Thirty servicemen and women who have given their lives post-Second World War were remembered and honoured during a service led by the Bishop of Bradford.
Almost 200 people gathered to pay their respects and give thanks for the sacrifices the 30 – including former Worth Valley police community support officer, Martin Bell – had made.
Saturday’s ceremony was held to dedicate Bradford’s new Memorial Wall, near the Alhambra Theatre.
Relatives, friends, veterans, dignitaries and the public listened as the Right Rev Nick Baines opened the service, which was organised by Bradford Council.
He said: “We meet in the presence of God, to dedicate this memorial to the people of the city and district, who have given their lives in the service of our country in conflicts since 1947.
“We recall their sacrifice and we commend to God all who, in bereavement, disability or pain, continue to suffer the consequences of warfare, fighting and terror.”
Deputy Lieutenant, Major Stan Hardy, said it was an “honour” to be at the service.
Also present was the Lord Mayor of Bradford, Keighley councillor Khadim Hussain.

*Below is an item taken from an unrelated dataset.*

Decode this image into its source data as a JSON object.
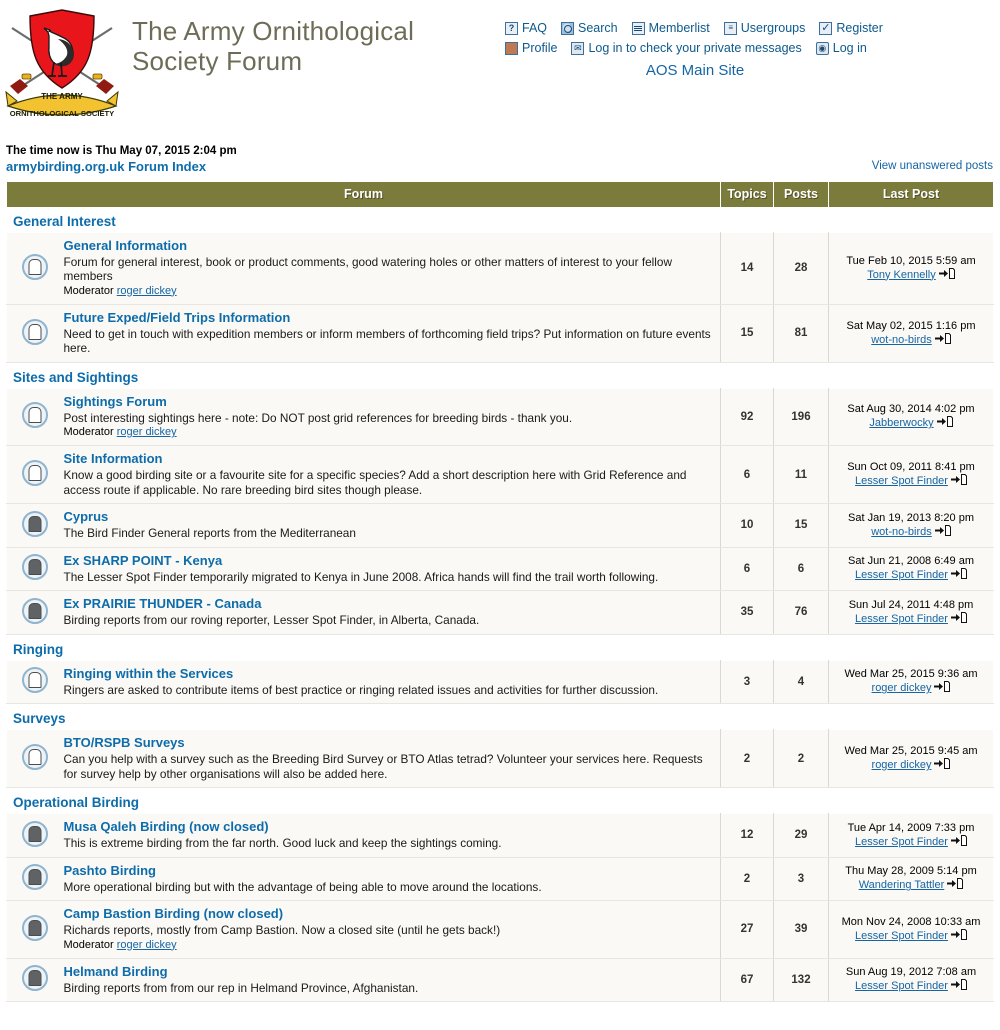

Private Bell, who joined the army after working as a PCSO, died while serving as a paratrooper in Afghanistan.
The 24-year-old was killed in an explosion after going back to rescue a badly injured colleague, disobeying his commander’s orders.
Saturday’s ceremony took place three years to the day since his death.

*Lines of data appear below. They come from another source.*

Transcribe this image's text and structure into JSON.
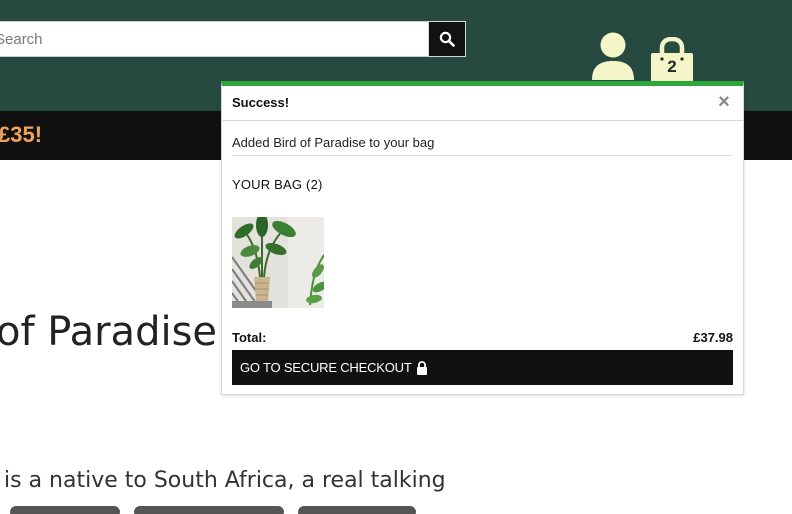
{
  "header": {
    "search": {
      "placeholder": "Search",
      "value": ""
    },
    "search_button_icon": "search-icon",
    "account_icon": "user-icon",
    "bag_icon": "shopping-bag-icon",
    "bag_count": "2"
  },
  "promo": {
    "text": "£35!"
  },
  "product": {
    "title": "of Paradise",
    "description": "is a native to South Africa, a real talking"
  },
  "toast": {
    "title": "Success!",
    "close_symbol": "×",
    "message": "Added Bird of Paradise to your bag",
    "bag_heading": "YOUR BAG (2)",
    "thumbnail": "bird-of-paradise-plant-image",
    "total_label": "Total:",
    "total_value": "£37.98",
    "checkout_label": "GO TO SECURE CHECKOUT",
    "checkout_icon": "lock-icon"
  },
  "colors": {
    "header_bg": "#274a40",
    "promo_bg": "#111111",
    "promo_text": "#f0a35e",
    "success_accent": "#2ba73a",
    "icon_fill": "#f4f5c8",
    "button_bg": "#111111"
  }
}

His mum, Elaine Bell, was among those at the service. She said: “It’s a lovely gesture that him and the others will be remembered. I’m grateful to those who made the memorial happen.”
Pte Bell had been one of the lead men using minesweepers to check for improvised explosive devices on the day he died in Helmand Province.
He was awarded a posthumous George Medal for his bravery.
A plaque in his memory was unveiled at Haworth’s Worth Valley police and community contact point in January, 2012.